9/10
Through a Lens Darkly Creates Beautiful, Sometimes Haunting Photo Album of a People
3 December 2014
Do you remember when you first looked closely at a picture of yourself? If you're African American, in particular, did you like what you saw, or was the image staring back at you one that was darkened, and clouded, by what the world had already taught you, or those around you, about blackness?

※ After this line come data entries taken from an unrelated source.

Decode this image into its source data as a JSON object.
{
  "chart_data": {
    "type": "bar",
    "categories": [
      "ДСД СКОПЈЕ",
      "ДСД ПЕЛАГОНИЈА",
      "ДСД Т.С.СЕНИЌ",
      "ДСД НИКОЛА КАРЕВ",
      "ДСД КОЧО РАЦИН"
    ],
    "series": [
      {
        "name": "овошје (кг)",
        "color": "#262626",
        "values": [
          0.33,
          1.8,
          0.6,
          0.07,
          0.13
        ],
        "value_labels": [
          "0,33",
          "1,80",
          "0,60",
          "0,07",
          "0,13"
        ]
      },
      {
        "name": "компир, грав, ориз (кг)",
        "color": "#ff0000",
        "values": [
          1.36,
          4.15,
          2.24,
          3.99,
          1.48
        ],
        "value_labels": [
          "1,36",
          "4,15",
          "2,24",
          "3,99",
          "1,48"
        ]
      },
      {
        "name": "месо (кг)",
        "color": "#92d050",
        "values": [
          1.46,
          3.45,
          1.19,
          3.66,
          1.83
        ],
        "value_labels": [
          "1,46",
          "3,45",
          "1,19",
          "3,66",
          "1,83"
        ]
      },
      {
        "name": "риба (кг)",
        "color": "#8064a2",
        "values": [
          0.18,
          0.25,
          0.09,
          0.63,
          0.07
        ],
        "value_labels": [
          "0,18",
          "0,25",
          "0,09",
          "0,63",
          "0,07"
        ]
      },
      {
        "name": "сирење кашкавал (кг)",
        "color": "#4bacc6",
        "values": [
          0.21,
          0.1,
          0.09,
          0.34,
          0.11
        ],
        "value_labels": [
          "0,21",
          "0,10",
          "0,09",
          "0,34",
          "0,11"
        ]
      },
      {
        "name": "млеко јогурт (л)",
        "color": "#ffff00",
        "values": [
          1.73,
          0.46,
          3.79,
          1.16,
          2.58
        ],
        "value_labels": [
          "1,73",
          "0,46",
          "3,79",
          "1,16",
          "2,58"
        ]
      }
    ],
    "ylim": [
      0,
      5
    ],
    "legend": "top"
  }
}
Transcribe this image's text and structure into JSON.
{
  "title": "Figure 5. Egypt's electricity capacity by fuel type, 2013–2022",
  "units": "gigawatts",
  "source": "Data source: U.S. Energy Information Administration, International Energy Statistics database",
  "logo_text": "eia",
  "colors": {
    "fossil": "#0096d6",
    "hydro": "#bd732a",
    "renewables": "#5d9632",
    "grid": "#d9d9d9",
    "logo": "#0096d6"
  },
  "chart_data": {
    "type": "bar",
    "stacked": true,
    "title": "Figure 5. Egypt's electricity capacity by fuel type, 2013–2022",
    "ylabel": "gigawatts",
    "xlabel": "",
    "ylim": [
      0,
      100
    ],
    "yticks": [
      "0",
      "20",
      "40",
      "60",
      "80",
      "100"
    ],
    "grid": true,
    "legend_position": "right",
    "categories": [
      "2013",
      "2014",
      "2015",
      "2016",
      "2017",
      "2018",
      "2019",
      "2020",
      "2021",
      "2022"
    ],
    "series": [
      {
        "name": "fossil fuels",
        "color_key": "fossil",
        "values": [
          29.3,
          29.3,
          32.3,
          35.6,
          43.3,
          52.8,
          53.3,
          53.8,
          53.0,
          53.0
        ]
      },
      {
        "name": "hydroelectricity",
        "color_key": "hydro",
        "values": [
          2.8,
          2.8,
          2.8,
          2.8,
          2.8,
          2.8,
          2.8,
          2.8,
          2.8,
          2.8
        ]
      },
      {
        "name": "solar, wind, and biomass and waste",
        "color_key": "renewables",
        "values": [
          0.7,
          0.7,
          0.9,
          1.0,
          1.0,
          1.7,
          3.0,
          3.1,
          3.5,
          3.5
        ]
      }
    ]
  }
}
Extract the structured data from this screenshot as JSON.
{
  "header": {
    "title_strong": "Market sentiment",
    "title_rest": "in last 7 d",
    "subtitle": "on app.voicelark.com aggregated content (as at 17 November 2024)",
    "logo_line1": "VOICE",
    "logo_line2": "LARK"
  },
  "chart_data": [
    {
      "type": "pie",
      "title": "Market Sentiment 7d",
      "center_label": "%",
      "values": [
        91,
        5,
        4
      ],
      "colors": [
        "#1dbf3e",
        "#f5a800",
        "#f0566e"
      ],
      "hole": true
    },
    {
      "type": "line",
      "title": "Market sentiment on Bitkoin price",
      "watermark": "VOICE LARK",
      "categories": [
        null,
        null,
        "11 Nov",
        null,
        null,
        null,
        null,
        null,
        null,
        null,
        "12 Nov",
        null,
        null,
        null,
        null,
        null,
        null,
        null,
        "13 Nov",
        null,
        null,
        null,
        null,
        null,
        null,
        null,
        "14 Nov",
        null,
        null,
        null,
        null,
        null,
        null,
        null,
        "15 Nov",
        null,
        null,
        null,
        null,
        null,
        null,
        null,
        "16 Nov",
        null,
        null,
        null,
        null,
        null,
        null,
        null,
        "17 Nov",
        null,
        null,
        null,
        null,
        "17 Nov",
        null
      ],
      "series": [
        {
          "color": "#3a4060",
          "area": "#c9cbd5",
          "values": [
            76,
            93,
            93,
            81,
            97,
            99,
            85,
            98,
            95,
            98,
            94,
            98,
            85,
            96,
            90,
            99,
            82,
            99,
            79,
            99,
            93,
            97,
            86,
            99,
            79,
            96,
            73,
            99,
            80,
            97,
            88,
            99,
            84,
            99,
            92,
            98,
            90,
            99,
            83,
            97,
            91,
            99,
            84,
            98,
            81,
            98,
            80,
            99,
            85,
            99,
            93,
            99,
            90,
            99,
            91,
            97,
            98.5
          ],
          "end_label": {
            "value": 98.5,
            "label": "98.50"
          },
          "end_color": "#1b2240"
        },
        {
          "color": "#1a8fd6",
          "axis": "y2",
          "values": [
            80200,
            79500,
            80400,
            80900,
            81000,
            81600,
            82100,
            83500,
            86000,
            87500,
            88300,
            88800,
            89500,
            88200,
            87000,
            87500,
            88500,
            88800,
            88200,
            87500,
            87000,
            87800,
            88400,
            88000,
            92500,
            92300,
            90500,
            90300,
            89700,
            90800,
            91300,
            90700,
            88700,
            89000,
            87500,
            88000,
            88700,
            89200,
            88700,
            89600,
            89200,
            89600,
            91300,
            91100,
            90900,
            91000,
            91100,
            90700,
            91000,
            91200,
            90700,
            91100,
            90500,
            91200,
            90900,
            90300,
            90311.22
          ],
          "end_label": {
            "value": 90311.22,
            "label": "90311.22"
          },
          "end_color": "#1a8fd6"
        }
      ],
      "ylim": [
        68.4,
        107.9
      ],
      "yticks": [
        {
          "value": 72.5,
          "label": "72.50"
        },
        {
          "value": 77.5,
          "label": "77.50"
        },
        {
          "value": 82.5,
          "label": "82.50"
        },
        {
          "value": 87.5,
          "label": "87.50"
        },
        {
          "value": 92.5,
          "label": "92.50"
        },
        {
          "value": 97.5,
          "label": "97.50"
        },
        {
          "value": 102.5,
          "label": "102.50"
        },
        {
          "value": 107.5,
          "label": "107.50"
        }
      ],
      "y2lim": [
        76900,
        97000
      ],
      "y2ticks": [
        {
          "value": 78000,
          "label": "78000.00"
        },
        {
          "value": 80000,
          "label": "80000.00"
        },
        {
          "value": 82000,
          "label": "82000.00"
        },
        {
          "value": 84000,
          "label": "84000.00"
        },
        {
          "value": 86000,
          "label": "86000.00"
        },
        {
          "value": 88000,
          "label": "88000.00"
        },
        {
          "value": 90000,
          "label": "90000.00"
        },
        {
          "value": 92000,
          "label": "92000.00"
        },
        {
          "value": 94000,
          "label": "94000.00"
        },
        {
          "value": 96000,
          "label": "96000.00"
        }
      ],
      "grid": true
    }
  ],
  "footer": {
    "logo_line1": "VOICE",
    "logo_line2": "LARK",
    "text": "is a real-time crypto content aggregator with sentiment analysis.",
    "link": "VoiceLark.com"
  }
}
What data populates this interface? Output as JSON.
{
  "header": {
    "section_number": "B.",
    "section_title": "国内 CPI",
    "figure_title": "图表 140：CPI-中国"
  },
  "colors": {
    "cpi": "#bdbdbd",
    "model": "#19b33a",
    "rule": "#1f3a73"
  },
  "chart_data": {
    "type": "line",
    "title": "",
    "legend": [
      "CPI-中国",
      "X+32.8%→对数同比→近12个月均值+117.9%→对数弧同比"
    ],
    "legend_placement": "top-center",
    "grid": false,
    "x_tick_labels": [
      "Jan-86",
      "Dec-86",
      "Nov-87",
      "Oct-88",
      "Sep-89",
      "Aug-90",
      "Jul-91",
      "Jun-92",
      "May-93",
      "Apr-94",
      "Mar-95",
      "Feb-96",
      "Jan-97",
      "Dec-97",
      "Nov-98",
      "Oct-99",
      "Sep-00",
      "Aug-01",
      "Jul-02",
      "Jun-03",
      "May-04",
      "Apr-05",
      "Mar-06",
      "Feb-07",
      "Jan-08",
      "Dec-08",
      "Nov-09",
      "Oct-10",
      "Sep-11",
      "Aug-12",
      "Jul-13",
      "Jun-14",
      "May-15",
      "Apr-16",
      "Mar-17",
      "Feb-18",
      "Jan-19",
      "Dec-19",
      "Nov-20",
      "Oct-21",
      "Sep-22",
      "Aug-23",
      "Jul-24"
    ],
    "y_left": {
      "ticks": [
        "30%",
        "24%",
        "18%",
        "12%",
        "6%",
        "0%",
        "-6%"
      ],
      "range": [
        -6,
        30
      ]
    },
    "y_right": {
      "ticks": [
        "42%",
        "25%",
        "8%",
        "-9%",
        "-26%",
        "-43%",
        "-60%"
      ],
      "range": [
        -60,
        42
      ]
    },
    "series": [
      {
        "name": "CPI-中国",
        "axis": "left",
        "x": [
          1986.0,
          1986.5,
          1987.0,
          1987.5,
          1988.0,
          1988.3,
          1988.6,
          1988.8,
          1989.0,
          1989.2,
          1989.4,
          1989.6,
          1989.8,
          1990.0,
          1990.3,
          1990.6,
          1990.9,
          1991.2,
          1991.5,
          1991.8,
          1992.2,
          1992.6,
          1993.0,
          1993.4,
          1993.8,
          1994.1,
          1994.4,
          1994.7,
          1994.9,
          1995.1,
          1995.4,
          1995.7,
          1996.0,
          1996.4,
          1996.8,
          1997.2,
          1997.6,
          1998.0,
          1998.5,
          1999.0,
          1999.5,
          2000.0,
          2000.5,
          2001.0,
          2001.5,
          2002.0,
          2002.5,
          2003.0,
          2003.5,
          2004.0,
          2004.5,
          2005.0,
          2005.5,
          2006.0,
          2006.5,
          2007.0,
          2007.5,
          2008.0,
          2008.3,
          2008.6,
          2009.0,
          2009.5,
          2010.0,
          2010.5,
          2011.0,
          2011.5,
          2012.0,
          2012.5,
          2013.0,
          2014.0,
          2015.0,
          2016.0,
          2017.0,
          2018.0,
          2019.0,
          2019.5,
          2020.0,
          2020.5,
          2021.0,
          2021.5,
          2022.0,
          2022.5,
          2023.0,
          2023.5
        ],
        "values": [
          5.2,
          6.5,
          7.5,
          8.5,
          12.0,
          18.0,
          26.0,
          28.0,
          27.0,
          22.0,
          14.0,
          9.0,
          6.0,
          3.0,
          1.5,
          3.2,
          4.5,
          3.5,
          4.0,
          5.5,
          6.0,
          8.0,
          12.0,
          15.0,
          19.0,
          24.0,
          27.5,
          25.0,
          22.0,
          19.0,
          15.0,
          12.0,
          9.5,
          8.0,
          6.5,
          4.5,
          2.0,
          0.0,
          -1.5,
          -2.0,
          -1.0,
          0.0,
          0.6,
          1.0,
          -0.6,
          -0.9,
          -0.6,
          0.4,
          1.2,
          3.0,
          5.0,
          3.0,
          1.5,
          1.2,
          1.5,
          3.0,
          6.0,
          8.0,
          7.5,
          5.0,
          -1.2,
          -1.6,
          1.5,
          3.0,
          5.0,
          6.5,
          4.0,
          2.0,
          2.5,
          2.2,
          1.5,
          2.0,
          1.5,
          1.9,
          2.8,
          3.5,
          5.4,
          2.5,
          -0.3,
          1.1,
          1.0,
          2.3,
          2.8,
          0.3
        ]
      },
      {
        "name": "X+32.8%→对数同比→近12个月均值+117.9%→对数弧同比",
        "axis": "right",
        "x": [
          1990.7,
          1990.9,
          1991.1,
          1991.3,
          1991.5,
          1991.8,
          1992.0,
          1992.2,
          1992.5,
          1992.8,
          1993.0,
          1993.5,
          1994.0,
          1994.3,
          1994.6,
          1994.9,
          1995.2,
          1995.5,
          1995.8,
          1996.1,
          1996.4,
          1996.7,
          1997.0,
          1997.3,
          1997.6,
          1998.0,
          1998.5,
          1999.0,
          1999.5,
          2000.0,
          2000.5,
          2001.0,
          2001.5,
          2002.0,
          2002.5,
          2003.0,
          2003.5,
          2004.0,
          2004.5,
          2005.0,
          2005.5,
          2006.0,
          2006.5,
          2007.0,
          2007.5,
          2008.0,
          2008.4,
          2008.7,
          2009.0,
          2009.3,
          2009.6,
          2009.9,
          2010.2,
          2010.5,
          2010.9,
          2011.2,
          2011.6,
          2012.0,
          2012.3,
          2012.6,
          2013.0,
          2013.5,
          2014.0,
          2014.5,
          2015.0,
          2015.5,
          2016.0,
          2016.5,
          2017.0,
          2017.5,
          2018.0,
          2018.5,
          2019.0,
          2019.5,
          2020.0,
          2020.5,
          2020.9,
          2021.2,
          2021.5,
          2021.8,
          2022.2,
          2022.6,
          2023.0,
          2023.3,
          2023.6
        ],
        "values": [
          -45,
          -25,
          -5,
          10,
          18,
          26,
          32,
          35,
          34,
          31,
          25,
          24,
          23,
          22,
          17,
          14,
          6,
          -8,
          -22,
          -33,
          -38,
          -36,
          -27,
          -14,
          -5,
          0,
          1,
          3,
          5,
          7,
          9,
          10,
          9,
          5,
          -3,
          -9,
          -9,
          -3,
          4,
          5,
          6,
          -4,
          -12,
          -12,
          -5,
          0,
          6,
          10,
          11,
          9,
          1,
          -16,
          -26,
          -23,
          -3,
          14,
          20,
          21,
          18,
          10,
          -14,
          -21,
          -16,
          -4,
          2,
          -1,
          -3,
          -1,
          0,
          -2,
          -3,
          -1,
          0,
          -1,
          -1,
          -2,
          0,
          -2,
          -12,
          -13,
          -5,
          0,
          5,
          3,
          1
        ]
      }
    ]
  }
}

In award winning filmmaker, Thomas Allen Harris' beautifully rendered documentary, Through a Lens Darkly: Black Photographers and the Emergence of a People, Harris uses his own early questions about beauty and blackness to set the tone for this celebration of the black image and black image makers, even as it reflects on the history, and power, of the denigrated black image and the intentional creation of black caricatures. From the moment the first Africans were brought to American shores, there has been a systematic effort devised to demonize black people. How ironic that centuries later, the same perceptions of blackness as unlawful, lazy, childish, ignorant, hyper-sexual, worthless and ugly still exist in what many would like to think of as a "post-racial" America. Harris takes us on a journey in which we reflect on this legacy of the African American image, and the continued struggle to fashion our own images in a manner that reflects the totality, and reality, of who we are. Harris also encourages us that he/she who controls the image(s) shapes and changes perceptions. The unforgettably beautiful images, then, taken by African American photographers who simply desire to represent truth, and have picked up cameras in order to assert the humanity of their African American subjects, inspire the viewer to do the same. And Harris' Digital Diaspora Family Reunion invites African Americans to "reconsider and revalue" their family photo albums, as the incredible representations of black life, love and beauty that they are.